As Germans across the country danced in the streets to hail Joseph Ratzinger's elevation to the papal throne, businessmen amongst them felt the cold blast of governmental disapprobation.
Last Thursday Herr Müntefering, the leader of Germany's ruling SPD party, rounded on capitalists and pronounced them to be the enemies of democracy and full employment.
Yesterday Frau Vogt, the Deputy Chairman of the ruling SPD party, suggested the logical next step: a boycott: "Consumers have the power to avoid the products of companies who make people redundant on a big scale," she said.
Boycotts have been loved by agitators across the ages. It is less usual to see them made a plank of governmental policy. Especially when the boycott's victims are law-abiding, tax-paying members of society. But this student-union level of politics is not unusual in Germany. Politicians act as though their words have no connection with reality, that they may say whatever they like without making any impact. The only thing that counts is the overall posture. The German government's onslaught on capitalism springs from such instincts.

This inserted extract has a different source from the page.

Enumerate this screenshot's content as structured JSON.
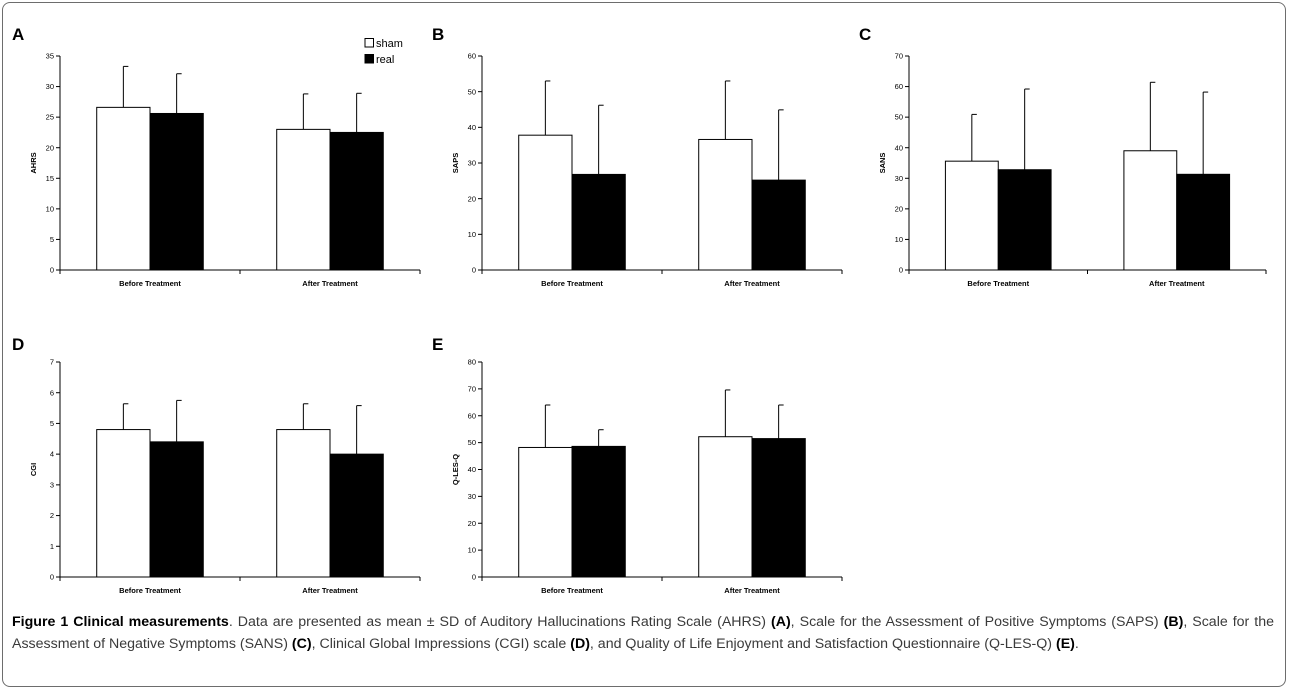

But of course governments - even European ones - are not quite as impotent as they sometimes like to cast themselves, whenever they wish to elude responsibility for their mistakes. And for a German government to ostracise unfavoured groups sets a bad example, as well as sounding an evil echo.

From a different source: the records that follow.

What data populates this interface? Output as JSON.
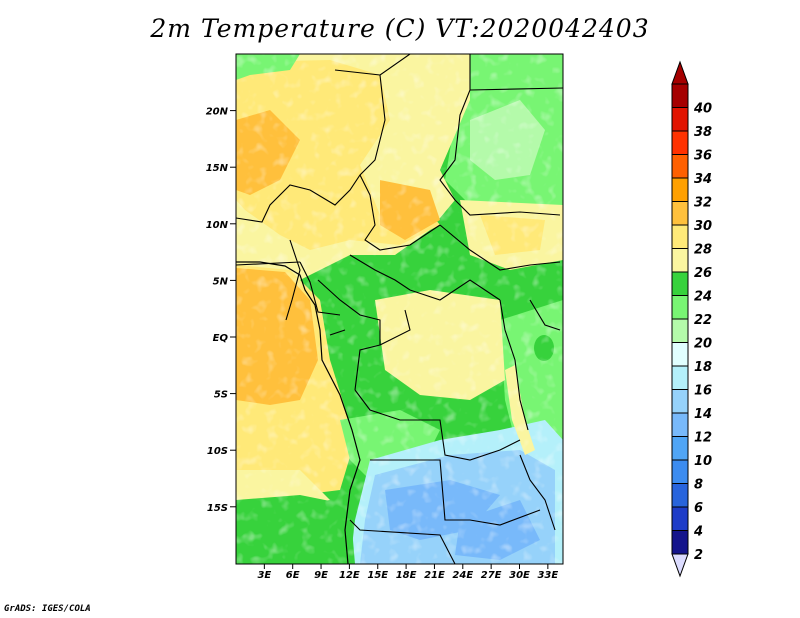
{
  "title": "2m Temperature (C) VT:2020042403",
  "credit": "GrADS: IGES/COLA",
  "lat_ticks": [
    {
      "label": "20N",
      "value": 20
    },
    {
      "label": "15N",
      "value": 15
    },
    {
      "label": "10N",
      "value": 10
    },
    {
      "label": "5N",
      "value": 5
    },
    {
      "label": "EQ",
      "value": 0
    },
    {
      "label": "5S",
      "value": -5
    },
    {
      "label": "10S",
      "value": -10
    },
    {
      "label": "15S",
      "value": -15
    }
  ],
  "lon_ticks": [
    {
      "label": "3E",
      "value": 3
    },
    {
      "label": "6E",
      "value": 6
    },
    {
      "label": "9E",
      "value": 9
    },
    {
      "label": "12E",
      "value": 12
    },
    {
      "label": "15E",
      "value": 15
    },
    {
      "label": "18E",
      "value": 18
    },
    {
      "label": "21E",
      "value": 21
    },
    {
      "label": "24E",
      "value": 24
    },
    {
      "label": "27E",
      "value": 27
    },
    {
      "label": "30E",
      "value": 30
    },
    {
      "label": "33E",
      "value": 33
    }
  ],
  "colorbar": {
    "levels": [
      "2",
      "4",
      "6",
      "8",
      "10",
      "12",
      "14",
      "16",
      "18",
      "20",
      "22",
      "24",
      "26",
      "28",
      "30",
      "32",
      "34",
      "36",
      "38",
      "40"
    ],
    "colors": [
      "#14148c",
      "#1e3cc8",
      "#2864dc",
      "#3c8cf0",
      "#50a5f5",
      "#78b9fa",
      "#96d2fa",
      "#b4f0fa",
      "#e1ffff",
      "#b4faaa",
      "#78f573",
      "#37d23c",
      "#faf5a0",
      "#ffe978",
      "#ffc03c",
      "#ffa000",
      "#ff6000",
      "#ff3200",
      "#e11400",
      "#a50000"
    ],
    "under_color": "#dcdcff",
    "over_color": "#a50000"
  }
}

Now another senior member of Germany's ruling party, Herr Müller, who is deputy leader of Nordrhein-Westpahlen's SPD, joins the fray. He says that there's an "undeclared economic war" going on ("Unerklärten Wirtschaftskrieg"). "Undeclared"? Doesn't sound that way from here. The government's vitriolic anti-capitalist salvoes could hardly be louder.
This talk of boycotts and war and undermining democracy and all the rest of it emanates, not from the overheated minds of students and teenage poseurs, but from the mainstream politicians and leaders of Germany's ruling party. It is entirely fitting, in the circumstances, for the blog to call the Curse of Von Esens down upon their heads.